I cried for hours. Since my children were returning home that day, I had to get myself under control. I then convinced myself that they were swollen, and would relax a great deal over time, and that the upper pole fullness (actually quite mild in retrospect) would diminish. I also showed them to some good friends who assured me that they were not at all “bizzare” or even that huge! I began to feel less panicked, and waited for my check-up to ask all my questions.

My plastic surgeon was extremely pleased with how well I was doing in five days-off the pain meds, had survived a few showers (these were my worst moments, having them unfettered in the shower was extremely painful for the first week or so!) He assured me that they were a C, and not larger than I’d asked for. He gave me a strap that I wore for 10 days almost 24-7 which greatly reduced the upper pole fullness. By two months, I had absolutely none.

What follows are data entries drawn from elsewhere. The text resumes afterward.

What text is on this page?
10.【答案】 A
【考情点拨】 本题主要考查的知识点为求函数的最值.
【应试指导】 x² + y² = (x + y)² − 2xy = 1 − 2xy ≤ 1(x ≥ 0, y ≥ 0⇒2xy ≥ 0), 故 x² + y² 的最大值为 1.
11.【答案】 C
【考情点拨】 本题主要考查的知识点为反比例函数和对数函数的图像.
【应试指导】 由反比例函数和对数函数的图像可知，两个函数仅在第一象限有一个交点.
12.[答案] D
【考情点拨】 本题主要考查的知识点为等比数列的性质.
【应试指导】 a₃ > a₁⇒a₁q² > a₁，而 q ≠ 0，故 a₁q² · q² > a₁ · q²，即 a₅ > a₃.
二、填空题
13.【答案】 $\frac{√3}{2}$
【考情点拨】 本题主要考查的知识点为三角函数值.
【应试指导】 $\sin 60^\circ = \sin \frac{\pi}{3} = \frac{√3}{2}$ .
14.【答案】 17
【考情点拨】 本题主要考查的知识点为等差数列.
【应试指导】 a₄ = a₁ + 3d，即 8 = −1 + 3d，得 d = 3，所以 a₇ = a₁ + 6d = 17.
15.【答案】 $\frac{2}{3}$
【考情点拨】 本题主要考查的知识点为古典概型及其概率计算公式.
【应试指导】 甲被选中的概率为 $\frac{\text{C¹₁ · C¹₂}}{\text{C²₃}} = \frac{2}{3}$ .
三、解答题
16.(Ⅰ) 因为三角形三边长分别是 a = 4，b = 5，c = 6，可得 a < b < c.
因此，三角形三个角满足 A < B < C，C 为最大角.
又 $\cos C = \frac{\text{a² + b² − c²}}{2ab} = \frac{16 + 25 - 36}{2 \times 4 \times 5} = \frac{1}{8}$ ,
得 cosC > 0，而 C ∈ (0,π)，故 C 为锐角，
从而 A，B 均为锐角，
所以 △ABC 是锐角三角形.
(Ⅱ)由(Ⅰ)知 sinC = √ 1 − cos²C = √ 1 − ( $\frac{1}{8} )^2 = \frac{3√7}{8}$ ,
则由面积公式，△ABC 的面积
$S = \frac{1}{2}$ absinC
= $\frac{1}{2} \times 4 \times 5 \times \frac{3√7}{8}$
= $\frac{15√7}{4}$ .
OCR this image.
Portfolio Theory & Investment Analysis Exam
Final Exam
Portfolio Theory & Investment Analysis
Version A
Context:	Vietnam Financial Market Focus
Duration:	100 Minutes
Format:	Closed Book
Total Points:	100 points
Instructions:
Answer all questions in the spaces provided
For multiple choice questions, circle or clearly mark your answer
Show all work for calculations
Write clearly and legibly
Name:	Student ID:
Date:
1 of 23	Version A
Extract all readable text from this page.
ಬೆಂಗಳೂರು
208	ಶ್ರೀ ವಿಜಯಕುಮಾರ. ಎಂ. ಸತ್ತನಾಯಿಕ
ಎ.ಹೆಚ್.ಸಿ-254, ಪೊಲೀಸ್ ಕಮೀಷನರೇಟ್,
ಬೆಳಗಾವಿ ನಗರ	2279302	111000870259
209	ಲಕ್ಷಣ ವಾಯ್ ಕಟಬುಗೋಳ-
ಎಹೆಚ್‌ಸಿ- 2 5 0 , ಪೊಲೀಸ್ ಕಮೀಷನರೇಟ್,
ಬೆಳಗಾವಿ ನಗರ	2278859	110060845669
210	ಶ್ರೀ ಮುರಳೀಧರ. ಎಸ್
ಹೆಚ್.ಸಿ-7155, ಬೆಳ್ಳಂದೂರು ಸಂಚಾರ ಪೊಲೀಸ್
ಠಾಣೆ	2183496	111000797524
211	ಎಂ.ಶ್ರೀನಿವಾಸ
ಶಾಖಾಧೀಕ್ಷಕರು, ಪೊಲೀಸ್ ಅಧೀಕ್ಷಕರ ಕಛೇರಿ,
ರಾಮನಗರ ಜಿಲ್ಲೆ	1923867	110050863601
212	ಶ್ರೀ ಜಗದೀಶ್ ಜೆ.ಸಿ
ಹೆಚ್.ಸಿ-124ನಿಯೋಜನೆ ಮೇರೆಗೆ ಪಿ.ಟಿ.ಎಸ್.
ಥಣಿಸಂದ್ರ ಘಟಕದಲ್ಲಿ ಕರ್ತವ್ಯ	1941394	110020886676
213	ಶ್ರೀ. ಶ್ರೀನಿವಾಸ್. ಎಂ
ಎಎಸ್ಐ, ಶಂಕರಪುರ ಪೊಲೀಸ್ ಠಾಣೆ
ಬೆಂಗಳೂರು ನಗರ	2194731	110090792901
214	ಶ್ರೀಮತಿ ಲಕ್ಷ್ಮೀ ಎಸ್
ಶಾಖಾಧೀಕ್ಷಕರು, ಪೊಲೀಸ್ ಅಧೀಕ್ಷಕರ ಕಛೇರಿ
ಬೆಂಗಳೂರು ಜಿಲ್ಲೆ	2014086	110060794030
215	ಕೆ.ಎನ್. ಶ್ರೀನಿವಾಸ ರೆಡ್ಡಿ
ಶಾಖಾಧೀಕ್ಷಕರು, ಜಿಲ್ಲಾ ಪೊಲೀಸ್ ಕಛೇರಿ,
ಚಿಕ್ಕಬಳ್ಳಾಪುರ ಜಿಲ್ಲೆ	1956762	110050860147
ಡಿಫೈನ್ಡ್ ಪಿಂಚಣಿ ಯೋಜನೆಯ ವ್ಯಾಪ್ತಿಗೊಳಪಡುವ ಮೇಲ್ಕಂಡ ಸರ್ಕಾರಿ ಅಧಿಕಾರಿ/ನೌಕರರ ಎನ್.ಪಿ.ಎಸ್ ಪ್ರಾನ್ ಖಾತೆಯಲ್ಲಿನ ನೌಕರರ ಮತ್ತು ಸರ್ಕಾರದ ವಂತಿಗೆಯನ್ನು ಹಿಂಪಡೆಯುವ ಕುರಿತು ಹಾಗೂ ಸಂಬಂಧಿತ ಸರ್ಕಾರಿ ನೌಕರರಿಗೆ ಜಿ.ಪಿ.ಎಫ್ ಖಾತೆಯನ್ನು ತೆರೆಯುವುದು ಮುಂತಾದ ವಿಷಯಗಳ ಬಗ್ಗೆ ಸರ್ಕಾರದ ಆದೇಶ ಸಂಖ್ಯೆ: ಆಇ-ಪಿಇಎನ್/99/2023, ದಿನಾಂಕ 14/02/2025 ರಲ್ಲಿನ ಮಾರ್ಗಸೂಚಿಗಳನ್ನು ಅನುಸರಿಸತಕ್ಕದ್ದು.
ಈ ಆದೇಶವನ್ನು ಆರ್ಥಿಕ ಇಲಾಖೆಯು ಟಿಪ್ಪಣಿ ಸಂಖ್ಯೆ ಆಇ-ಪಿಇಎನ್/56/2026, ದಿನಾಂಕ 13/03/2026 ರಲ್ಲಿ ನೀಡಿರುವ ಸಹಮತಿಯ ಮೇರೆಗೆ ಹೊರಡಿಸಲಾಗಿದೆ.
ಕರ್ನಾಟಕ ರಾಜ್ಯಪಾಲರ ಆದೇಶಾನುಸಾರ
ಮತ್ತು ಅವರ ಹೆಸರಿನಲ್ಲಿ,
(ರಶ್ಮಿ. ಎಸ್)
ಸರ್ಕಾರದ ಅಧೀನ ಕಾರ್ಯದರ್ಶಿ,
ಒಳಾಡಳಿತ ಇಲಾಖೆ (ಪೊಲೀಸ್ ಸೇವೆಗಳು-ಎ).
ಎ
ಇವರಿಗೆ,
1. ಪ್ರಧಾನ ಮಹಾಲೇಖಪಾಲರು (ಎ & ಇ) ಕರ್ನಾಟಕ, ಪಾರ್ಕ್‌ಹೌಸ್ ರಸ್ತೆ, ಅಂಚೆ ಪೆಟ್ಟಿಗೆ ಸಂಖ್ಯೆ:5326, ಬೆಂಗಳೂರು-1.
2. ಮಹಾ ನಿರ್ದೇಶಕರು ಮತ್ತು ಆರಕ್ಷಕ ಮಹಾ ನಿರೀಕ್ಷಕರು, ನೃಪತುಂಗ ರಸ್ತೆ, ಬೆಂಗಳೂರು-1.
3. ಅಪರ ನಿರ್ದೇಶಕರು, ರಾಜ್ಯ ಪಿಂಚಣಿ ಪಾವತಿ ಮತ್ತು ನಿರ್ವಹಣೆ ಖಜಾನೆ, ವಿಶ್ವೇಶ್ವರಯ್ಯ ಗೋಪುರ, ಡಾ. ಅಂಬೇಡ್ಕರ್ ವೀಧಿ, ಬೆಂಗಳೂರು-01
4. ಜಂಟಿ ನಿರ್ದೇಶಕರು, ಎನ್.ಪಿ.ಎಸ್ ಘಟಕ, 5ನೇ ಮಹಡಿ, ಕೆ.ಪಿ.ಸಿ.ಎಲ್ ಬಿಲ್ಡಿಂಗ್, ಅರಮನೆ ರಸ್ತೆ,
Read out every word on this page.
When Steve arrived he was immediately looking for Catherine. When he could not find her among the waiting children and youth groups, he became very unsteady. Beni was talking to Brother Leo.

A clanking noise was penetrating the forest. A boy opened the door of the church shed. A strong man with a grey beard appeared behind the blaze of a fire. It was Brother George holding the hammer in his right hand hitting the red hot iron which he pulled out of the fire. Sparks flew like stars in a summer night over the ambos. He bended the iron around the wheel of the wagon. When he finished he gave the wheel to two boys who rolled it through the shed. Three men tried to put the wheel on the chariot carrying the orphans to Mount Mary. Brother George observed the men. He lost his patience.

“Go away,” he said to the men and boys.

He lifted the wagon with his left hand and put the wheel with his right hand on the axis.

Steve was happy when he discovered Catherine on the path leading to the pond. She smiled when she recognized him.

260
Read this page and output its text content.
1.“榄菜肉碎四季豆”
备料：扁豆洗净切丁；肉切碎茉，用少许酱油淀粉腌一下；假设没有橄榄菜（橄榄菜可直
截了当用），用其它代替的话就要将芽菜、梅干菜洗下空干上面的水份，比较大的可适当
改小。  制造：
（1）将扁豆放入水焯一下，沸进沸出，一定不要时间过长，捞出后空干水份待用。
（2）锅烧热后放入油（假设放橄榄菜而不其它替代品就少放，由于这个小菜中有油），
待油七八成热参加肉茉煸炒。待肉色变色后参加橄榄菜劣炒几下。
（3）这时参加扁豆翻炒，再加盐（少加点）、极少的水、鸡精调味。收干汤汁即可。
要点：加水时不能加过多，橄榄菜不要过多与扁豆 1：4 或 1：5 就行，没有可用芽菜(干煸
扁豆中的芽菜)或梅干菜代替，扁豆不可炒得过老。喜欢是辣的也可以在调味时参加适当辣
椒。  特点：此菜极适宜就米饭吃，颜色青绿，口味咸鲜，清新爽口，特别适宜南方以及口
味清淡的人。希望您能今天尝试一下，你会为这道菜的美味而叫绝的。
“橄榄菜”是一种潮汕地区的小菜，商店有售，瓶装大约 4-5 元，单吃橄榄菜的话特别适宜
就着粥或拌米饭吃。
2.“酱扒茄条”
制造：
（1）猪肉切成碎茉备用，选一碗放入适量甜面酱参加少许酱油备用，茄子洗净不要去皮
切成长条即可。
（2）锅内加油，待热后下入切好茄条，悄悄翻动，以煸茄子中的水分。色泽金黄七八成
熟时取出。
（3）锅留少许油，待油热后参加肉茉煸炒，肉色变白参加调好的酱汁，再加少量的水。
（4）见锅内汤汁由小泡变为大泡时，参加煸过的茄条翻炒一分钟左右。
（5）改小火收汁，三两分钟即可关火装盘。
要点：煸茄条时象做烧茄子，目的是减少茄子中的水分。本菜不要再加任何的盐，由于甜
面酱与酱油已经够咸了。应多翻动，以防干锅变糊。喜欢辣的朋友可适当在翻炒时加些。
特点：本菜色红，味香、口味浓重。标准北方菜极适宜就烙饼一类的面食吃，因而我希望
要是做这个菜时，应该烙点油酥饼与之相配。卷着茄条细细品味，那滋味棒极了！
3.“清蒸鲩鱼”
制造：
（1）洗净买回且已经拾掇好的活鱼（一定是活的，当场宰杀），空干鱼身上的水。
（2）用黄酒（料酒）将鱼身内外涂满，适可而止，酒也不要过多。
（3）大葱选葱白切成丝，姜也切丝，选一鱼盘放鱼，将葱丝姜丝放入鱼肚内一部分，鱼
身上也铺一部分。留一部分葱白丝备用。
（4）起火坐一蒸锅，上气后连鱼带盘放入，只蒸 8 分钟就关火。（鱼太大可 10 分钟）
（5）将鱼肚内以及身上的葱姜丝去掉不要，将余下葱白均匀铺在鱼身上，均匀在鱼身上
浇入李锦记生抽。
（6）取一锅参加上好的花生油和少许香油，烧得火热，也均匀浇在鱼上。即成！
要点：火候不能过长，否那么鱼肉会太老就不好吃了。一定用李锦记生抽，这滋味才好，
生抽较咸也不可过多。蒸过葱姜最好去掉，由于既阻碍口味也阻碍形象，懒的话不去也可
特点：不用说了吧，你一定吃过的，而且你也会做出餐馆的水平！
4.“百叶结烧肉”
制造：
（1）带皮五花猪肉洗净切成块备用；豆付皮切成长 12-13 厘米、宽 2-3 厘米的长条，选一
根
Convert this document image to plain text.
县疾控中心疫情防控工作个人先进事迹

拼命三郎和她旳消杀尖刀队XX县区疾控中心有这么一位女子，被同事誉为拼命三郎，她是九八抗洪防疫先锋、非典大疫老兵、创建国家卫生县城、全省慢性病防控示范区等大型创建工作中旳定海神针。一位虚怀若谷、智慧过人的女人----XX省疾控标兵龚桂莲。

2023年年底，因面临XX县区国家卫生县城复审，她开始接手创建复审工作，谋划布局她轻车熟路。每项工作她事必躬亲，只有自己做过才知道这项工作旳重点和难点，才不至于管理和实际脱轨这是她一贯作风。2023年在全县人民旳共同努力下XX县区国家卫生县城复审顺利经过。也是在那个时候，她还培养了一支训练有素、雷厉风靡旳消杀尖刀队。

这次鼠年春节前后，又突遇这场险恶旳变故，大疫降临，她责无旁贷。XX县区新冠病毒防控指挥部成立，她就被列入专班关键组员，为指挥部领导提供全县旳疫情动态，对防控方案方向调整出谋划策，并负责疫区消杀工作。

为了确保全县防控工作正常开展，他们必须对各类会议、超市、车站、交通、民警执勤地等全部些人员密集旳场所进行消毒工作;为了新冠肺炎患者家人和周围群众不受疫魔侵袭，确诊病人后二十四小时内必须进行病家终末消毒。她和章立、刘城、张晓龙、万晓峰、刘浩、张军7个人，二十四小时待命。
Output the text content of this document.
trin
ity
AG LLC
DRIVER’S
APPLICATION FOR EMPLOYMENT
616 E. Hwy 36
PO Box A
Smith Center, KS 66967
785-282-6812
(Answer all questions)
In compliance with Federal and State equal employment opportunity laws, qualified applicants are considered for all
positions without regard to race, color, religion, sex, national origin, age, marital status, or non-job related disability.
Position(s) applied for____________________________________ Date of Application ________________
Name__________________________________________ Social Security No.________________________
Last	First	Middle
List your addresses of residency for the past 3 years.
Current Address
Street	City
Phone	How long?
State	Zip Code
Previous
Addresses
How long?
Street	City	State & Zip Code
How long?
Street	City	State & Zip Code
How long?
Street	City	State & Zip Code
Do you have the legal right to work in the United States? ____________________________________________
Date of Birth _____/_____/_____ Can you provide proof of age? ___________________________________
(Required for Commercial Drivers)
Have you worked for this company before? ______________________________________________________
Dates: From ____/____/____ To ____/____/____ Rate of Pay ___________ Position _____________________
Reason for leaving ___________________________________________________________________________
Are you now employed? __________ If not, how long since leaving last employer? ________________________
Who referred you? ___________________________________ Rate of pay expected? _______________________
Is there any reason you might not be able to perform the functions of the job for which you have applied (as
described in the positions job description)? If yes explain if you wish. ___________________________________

Before the first week was out, I was back to work, in a sports bra that felt so wonderful in those first weeks. I then graduated to regular bras, and what a blast I had picking them out! I was back at the gym within three weeks, and enjoying going braless at home. At this writing, they are unbelievably soft, completely natural to the touch, and have a lovely natural sag (can’t pass the pencil test anymore…) I know that not everyone wants that, but as a 40 year old woman who breastfed three children, I did want a gentle slope to my
breasts. They fall naturally from side to side when I am horizontal, and there is no rippling of gurgling!

They are still mildly sensitive to the touch, and I do have numbness underneath and a bit along the sides. My nipples respond to touch, although they are also numb, but less so than they were. It may take several more months for sensation to fully return, or it may not. I am hopeful that it will. And my partner? I asked him when he would be tired of them, and he said in 2013.